Graduate Schools Unite on Women's Studies

RADCLIFFE College and six other colleges and universities in the Boston area are uniting to advance the field of women's studies.

In January, the seven institutions started a graduate consortium in women's studies. Based at Radcliffe in Cambridge, Mass., the consortium offers team-taught courses to doctoral students from Boston College, Brandeis University, Harvard University, the Massachusetts Institute of Technology, Northeastern University, and Tufts University.

Interdisciplinary courses in the consortium will "provide training for future faculty members who otherwise would not have the benefit of the cross-disciplinary treatment, nor would they have the network of other faculty and other students," says Radcliffe President Linda Wilson.

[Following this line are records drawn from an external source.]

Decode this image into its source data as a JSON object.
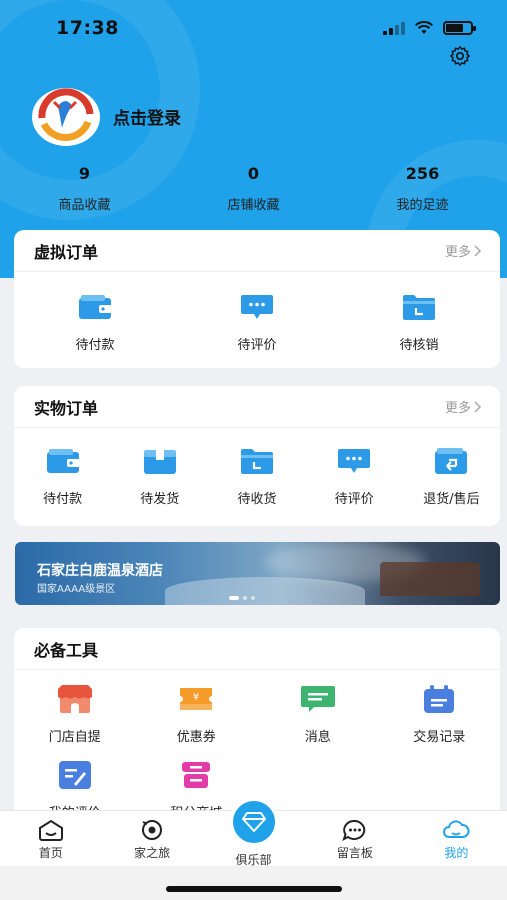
{
  "status_bar": {
    "time": "17:38"
  },
  "header": {
    "login_text": "点击登录"
  },
  "stats": [
    {
      "value": "9",
      "label": "商品收藏"
    },
    {
      "value": "0",
      "label": "店铺收藏"
    },
    {
      "value": "256",
      "label": "我的足迹"
    }
  ],
  "virtual_orders": {
    "title": "虚拟订单",
    "more": "更多",
    "items": [
      {
        "label": "待付款",
        "icon": "wallet-icon"
      },
      {
        "label": "待评价",
        "icon": "comment-icon"
      },
      {
        "label": "待核销",
        "icon": "folder-check-icon"
      }
    ]
  },
  "physical_orders": {
    "title": "实物订单",
    "more": "更多",
    "items": [
      {
        "label": "待付款",
        "icon": "wallet-icon"
      },
      {
        "label": "待发货",
        "icon": "box-icon"
      },
      {
        "label": "待收货",
        "icon": "folder-check-icon"
      },
      {
        "label": "待评价",
        "icon": "comment-icon"
      },
      {
        "label": "退货/售后",
        "icon": "return-icon"
      }
    ]
  },
  "banner": {
    "title": "石家庄白鹿温泉酒店",
    "subtitle": "国家AAAA级景区"
  },
  "tools": {
    "title": "必备工具",
    "items": [
      {
        "label": "门店自提",
        "icon": "store-icon"
      },
      {
        "label": "优惠券",
        "icon": "coupon-icon"
      },
      {
        "label": "消息",
        "icon": "message-icon"
      },
      {
        "label": "交易记录",
        "icon": "calendar-icon"
      },
      {
        "label": "我的评价",
        "icon": "edit-icon"
      },
      {
        "label": "积分商城",
        "icon": "points-icon"
      }
    ]
  },
  "tabbar": {
    "items": [
      {
        "label": "首页",
        "icon": "home-icon"
      },
      {
        "label": "家之旅",
        "icon": "journey-icon"
      },
      {
        "label": "俱乐部",
        "icon": "diamond-icon"
      },
      {
        "label": "留言板",
        "icon": "chat-icon"
      },
      {
        "label": "我的",
        "icon": "cloud-icon"
      }
    ],
    "active": "我的"
  },
  "colors": {
    "primary": "#1fa2ea",
    "icon_blue": "#2c9ae6",
    "coupon": "#f59b2a",
    "message": "#3db570",
    "points": "#e23ca8",
    "store": "#e8553e"
  }
}
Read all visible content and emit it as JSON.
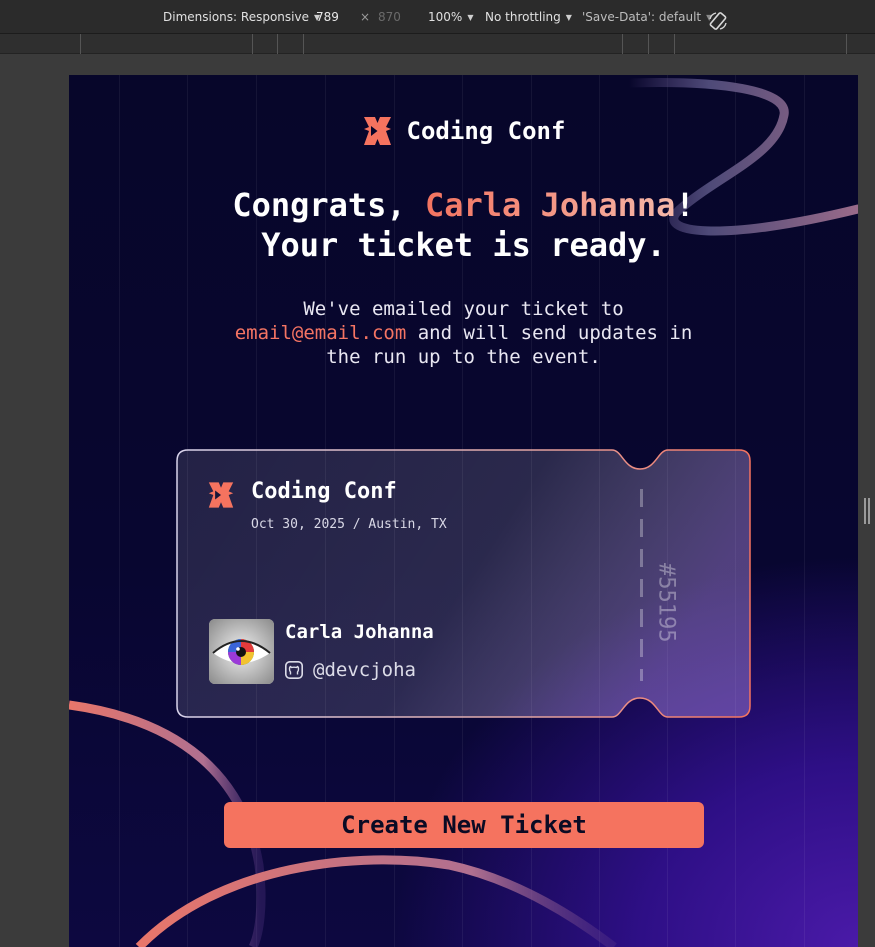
{
  "devtools": {
    "dimensions_label": "Dimensions: Responsive",
    "width": "789",
    "times": "×",
    "height": "870",
    "zoom": "100%",
    "throttling": "No throttling",
    "save_data": "'Save-Data': default",
    "icons": [
      "caret-down-icon",
      "rotate-icon"
    ]
  },
  "page": {
    "brand": "Coding Conf",
    "headline": {
      "prefix": "Congrats, ",
      "name": "Carla Johanna",
      "suffix": "!",
      "line2": "Your ticket is ready."
    },
    "subtext": {
      "line1": "We've emailed your ticket to",
      "email": "email@email.com",
      "after_email": " and will send updates in",
      "line3": "the run up to the event."
    },
    "ticket": {
      "title": "Coding Conf",
      "date_location": "Oct 30, 2025 / Austin, TX",
      "attendee_name": "Carla Johanna",
      "github_handle": "@devcjoha",
      "number": "#55195"
    },
    "cta_label": "Create New Ticket",
    "colors": {
      "accent": "#f5735f",
      "accent_light": "#f5b8a9",
      "background_dark": "#07062a",
      "background_purple": "#4a1aa8"
    },
    "icons": [
      "coding-conf-logo-icon",
      "github-icon",
      "avatar-eye-image"
    ]
  }
}
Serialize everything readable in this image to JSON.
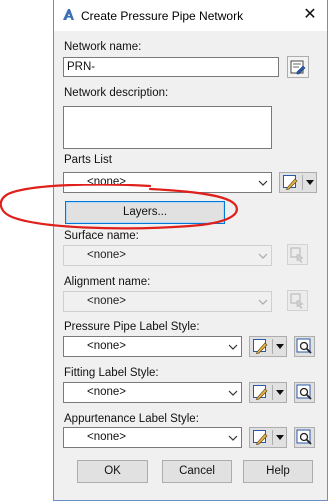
{
  "window": {
    "title": "Create Pressure Pipe Network"
  },
  "network_name": {
    "label": "Network name:",
    "value": "PRN-"
  },
  "network_description": {
    "label": "Network description:",
    "value": ""
  },
  "parts_list": {
    "label": "Parts List",
    "selected": "<none>"
  },
  "layers_button": {
    "label": "Layers..."
  },
  "surface_name": {
    "label": "Surface name:",
    "selected": "<none>"
  },
  "alignment_name": {
    "label": "Alignment name:",
    "selected": "<none>"
  },
  "pressure_pipe_label_style": {
    "label": "Pressure Pipe Label Style:",
    "selected": "<none>"
  },
  "fitting_label_style": {
    "label": "Fitting Label Style:",
    "selected": "<none>"
  },
  "appurtenance_label_style": {
    "label": "Appurtenance Label Style:",
    "selected": "<none>"
  },
  "buttons": {
    "ok": "OK",
    "cancel": "Cancel",
    "help": "Help"
  },
  "annotation": {
    "color": "#e0201b"
  }
}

Consortiums in women's studies at the undergraduate level are fairly common, particularly among small private colleges that share courses or speakers, says Caryn McTighe Musil, a senior research associate for the Association of American Colleges in Washington. But Ms. Musil sees a demand for growth in graduate-level programs. Six master's degrees in women's studies are available now, up from three just three years ago.

"This is an area where you're going to see new growth. You now have undergraduates who are trained in [women's studies], and they want it when they go [for their master's degrees] and are not satisfied when handed an old syllabus that isn't rethought," Musil says.

Ms. Wilson echoes that sentiment. "Women's studies at the graduate level is developing in disciplinary pockets rather than in an interdisciplinary way, and what that can do is lead to reinventing the wheel or developing the same concepts but with different language." Through the doctoral consortium, she says, "we're trying to develop an ongoing mechanism for creative connections among women's-studies scholars without undermining their disciplinary roots...."

The consortium has a powerful potential to advance women's-studies scholarship, Radcliffe's president adds. The plan is to involve 50 professors and offer 16 to 24 courses to about 200 doctoral-degree students over the next four years.